No dijo nada, solo sacudió un poco la cabeza. Parecía nervioso. Tenía el teléfono en la mano y se puso a limpiar la pantalla con la manga. Sentí que debía darle algún consejo, pero no se me ocurría nada que decir.
—Este trabajo no te deja llevar una vida normal. Quedas fuera de la sociedad.
No lo estaba explicando bien. Quería que entendiera lo que quería decir, pero no me estaba mirando y tampoco interrumpió el movimiento de la mano que limpiaba el teléfono, una pasada tras otra.
—Algunos casos te hacen crecer rápido. —En cuando lo dije, pensé que sonaba condescendiente, pero a él no pareció importarle.
—¿Ha trabajado alguna vez en un caso que se haya quedado sin resolver? —preguntó.
—Este caso se va a resolver —aseguré—. Ya estamos cerca. Te lo juro.
—Lo sé —contestó—. Solo era una duda que tenía.
Lo pensé. Siempre hay casos en los que no llegas al fondo del todo y se quedan cosas en el aire. Un hombre que paseaba a su perro y al que nunca identificas, un coche blanco cualquiera que se supone que estaba en la escena y con el que nadie parece haberse cruzado en la carretera. Eso es normal, aunque a veces vuelve locos a algunos policías que no dejan de buscar respuestas que nunca consiguen. No son capaces de dejarlo estar. Era algo que había visto en un par de ocasiones, pero yo nunca había trabajado en un caso en el que no hubiéramos encontrado al delincuente y no quería que este fuera el primero de esa lista. No con la vida de un niño en la cuerda floja. No con la posibilidad de que este fuera de los peores crímenes posibles.
—Todavía no —contesté.
—¿Cree que confesará? —volvió a preguntar Woodley.
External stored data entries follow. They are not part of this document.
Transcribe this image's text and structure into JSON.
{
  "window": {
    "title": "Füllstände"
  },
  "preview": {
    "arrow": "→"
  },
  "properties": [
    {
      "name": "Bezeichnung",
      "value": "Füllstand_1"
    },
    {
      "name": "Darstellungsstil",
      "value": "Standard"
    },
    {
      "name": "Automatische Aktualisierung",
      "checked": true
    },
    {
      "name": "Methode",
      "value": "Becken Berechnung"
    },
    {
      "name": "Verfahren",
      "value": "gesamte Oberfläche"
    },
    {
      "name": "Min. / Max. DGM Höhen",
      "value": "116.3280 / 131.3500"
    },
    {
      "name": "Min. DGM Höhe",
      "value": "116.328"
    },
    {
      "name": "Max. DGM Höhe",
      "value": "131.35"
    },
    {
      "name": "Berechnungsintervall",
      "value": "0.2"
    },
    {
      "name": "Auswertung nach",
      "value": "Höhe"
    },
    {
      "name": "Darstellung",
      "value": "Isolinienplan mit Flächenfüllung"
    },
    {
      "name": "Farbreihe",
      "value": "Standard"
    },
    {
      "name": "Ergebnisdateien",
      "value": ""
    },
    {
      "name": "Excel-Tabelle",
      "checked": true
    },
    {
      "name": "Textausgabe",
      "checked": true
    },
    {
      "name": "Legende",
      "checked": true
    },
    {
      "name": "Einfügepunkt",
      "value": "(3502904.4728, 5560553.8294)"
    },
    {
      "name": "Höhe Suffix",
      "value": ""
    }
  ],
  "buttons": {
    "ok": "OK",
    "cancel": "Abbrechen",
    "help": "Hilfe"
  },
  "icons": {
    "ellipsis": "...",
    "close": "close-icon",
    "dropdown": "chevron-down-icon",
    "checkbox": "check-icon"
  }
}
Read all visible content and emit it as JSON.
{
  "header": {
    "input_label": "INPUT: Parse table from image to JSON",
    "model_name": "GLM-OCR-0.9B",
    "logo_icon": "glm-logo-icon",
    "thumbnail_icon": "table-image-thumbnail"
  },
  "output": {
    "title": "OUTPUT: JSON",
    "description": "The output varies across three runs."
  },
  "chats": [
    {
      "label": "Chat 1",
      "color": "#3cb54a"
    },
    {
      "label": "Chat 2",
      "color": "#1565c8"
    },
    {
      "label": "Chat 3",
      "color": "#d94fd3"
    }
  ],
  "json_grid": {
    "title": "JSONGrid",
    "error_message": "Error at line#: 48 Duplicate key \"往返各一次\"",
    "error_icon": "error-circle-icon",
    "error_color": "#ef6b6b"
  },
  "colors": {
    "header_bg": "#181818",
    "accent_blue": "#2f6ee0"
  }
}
—Una mujer como Nicola Forbes no nos va a servir una confesión en bandeja de plata. Nos costará lo nuestro.
Seguimos conduciendo con cuidado entre la niebla y encontramos la casa a más o menos un kilómetro siguiendo la carretera. Por encima se podía sentir el peso de unos árboles enormes que se cernían sobre nosotros aunque solo se veían las ramas más bajas, una mera sugerencia de su envergadura total.
Aparcamos junto a un Volkswagen Golf rojo que había delante de una valla de madera combada y cubierta de verdes líquenes. Supe por la matrícula que era el coche de Nicky Forbes.
Nos acercamos a la cabaña cruzando una puerta de madera blanca y un corto camino pavimentado con piedras irregulares con jardín a ambos lados. Las hojas húmedas se amontonaban en el umbral y el camino estaba flanqueado de rosales podados de los que solo quedaban ramas desnudas. La cabaña estaba pintada de un bonito color crema, tenía un tejado de paja plateada y pequeñas ventanas abiertas en sus gruesas paredes. No era un sitio grande. Supuse que tendría tres dormitorios y un baño. Arriba algunas cortinas estaban echadas, pero por una ventana que había junto a la puerta vi un pequeño salón. Los muebles eran sencillos y de líneas limpias. Había libros cubriendo las paredes y una chimenea abierta. Los periódicos del día anterior estaban abiertos sobre la mesita del café.
Por lo que pude ver, no había ninguna otra construcción aparte de la casa, pero con la niebla reduciendo considerablemente la visibilidad no podía estar seguro.
Llamé con fuerza y oímos el sonido del timbre resonando en el interior.